Борис с трудом приспосабливался к жизни в ссылке. Из Самарова его перевели в Селиярово, где он жил в юрте, отдавая хозяевам все свои скудные деньги за угол и стол. Из еды были только суп, вареная рыба и чай. Работы он найти не мог и по большей части читал религиозные книги, спал, писал, ждал писем из дома и боролся с депрессией.

Анна и Ксения хлопотали, писали прошения, встречались с Пешковой. Хлопоты, однако, успеха не имели.

Проходили месяцы, но ничего не менялось. Юрий держался бодро, но и у него случались периоды, когда он падал духом, остро переживая отсутствие связи с внешним миром. Борис весной 1931-го переехал обратно в Самарово, где снимал койку у пожилой пары. Он так и не нашел работы и ухитрялся выживать на деньги, которые присылали мать и Юрий; с деньгами было так туго, что он не мог купить конвертов для писем, которые делал из старых газет, утешаясь лишь воспоминаниями о счастливой и безвозвратно ушедшей жизни.

Анна отвечала ему тем же, вспоминая об утраченном счастье:

…а папа приходил к 5 ч. самовару после чистки в посадках и пил белое вино с персиками, потом чай и выбирал хлеб и булочки с хрустящими корочками. <…> Какое успокоение и счастье было бы опять увидеть эту спокойную позу <…> и египетская папироска раскуривается не спеша. <…> В зале разносятся звуки Шопена и Шумана, или Вагнера, папа, раскачиваясь у фортепьяно, теряет представление времени и живет в мире звуков. <…> И стены живут и все живет. А я пошла читать в розовую старинную гостиную (с камином и бюстом М. А.), где на кушетке лежало меховое покрывало из Албании. <…> Сижу под пальмой, разные старые шкапы, полки, корзины, мелочь, все старинное, многое из Рима.

Тем не менее она убеждала сына в необходимости жить настоящим: «Многие живут только прошлым или будущим (как мы теперь), но надо всегда жить в „момент“ – пока живешь, где бы ни очутился, и собою наполнять обстановку…» Анна не теряла веры в будущее до конца своих дней. Она научилась жить без страха и признавалась Борису, что все ее страхи умерли в Наугольном доме на Воздвиженке в 1918 году, когда чекисты увели «Папу».

Все, что ценно, сохранилось в нас , а след хороших вещей остается неизгладимо. Я безвозвратный оптимист. Даже печальное, даже погром, ничто не в силах уничтожить то, что было нам мило и что мы храним в сердце.

…Надо прежде всего победить все наши обстоятельства и драмы в своем сердце, т. е. в себе.

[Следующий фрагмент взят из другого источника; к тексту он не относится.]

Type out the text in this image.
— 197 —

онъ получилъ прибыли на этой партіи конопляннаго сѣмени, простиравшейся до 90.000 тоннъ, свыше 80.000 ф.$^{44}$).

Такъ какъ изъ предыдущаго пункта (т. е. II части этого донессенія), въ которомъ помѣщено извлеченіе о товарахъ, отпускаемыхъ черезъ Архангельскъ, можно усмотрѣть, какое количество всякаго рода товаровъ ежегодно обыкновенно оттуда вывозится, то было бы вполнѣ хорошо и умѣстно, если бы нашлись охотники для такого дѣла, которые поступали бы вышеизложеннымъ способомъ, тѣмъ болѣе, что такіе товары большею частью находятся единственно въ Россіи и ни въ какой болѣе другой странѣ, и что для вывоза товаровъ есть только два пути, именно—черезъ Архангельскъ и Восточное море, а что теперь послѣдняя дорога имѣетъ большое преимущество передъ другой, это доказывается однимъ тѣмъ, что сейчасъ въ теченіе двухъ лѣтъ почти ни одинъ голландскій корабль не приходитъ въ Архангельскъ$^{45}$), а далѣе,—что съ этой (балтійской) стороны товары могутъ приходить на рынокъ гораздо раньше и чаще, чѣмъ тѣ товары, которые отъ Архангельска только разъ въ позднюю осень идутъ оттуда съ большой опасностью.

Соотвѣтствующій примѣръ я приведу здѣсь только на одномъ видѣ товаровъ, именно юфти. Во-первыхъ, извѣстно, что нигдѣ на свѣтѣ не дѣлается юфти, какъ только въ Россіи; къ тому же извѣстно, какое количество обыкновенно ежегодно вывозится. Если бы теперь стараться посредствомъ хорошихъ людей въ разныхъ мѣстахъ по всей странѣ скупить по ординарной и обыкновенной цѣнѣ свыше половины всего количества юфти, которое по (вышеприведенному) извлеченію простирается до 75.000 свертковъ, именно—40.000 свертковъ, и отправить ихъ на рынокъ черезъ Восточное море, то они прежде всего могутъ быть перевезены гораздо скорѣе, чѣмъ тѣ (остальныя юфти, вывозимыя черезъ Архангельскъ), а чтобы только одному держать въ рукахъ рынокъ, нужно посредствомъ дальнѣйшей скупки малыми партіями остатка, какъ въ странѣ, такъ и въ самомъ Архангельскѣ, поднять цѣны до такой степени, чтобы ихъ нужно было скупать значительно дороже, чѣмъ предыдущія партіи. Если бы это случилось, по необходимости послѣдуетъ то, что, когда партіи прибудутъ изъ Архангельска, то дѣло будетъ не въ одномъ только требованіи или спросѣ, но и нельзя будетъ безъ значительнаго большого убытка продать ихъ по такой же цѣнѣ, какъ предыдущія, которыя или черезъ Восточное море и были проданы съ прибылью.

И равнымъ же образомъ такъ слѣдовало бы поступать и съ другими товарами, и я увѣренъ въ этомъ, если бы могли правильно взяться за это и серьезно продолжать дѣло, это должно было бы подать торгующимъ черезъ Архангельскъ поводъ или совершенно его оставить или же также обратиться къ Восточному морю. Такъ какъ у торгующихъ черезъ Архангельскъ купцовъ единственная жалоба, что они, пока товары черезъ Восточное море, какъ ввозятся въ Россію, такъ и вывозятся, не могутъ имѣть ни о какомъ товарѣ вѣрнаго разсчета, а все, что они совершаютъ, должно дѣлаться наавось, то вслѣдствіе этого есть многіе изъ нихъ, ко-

Лето 1930 года застало Анну и Ксению Сабуровых в Калуге. Анне предложили работу учительницы пения в музыкальной школе при условии, что она перестанет ходить в церковь и примет участие в организации школьной антирелигиозной пропаганды. Она отказалась. Анна немного зарабатывала частными уроками английского. Ксения работала уличным продавцом газет, подрабатывала в библиотеке техникума.

Много лет Ксения скрывала от родных свою тайну, которая стала известна только в 1931 году. После переезда в Калугу, последовавшего за «делом фокстротистов», Ксения познакомилась с англичанином Джорджем Дэниэлем Пейджем, работавшим учителем английского языка. Он был существенно старше Ксении, даже старше ее матери. Тем не менее Ксения, которой тогда было двадцать четыре, с ним обручилась с условием держать помолвку в секрете в течение шести лет – до свадьбы, которая должна была состояться в 1931 году. Брак, однако, оказался недолгим, он продолжался всего месяц и пять дней. Вскоре после свадьбы Пейдж стал готовиться к возвращению в Англию, возможно под давлением ОГПУ. Он хотел, чтобы Ксения уехала с ним, но она отказалась; она не могла себе представить, что бросит мать одну, когда Борис и Юрий в ссылке. 2 января 1932 года Пейдж уехал. Ксения никогда больше не видела мужа, хотя они много лет продолжали переписываться.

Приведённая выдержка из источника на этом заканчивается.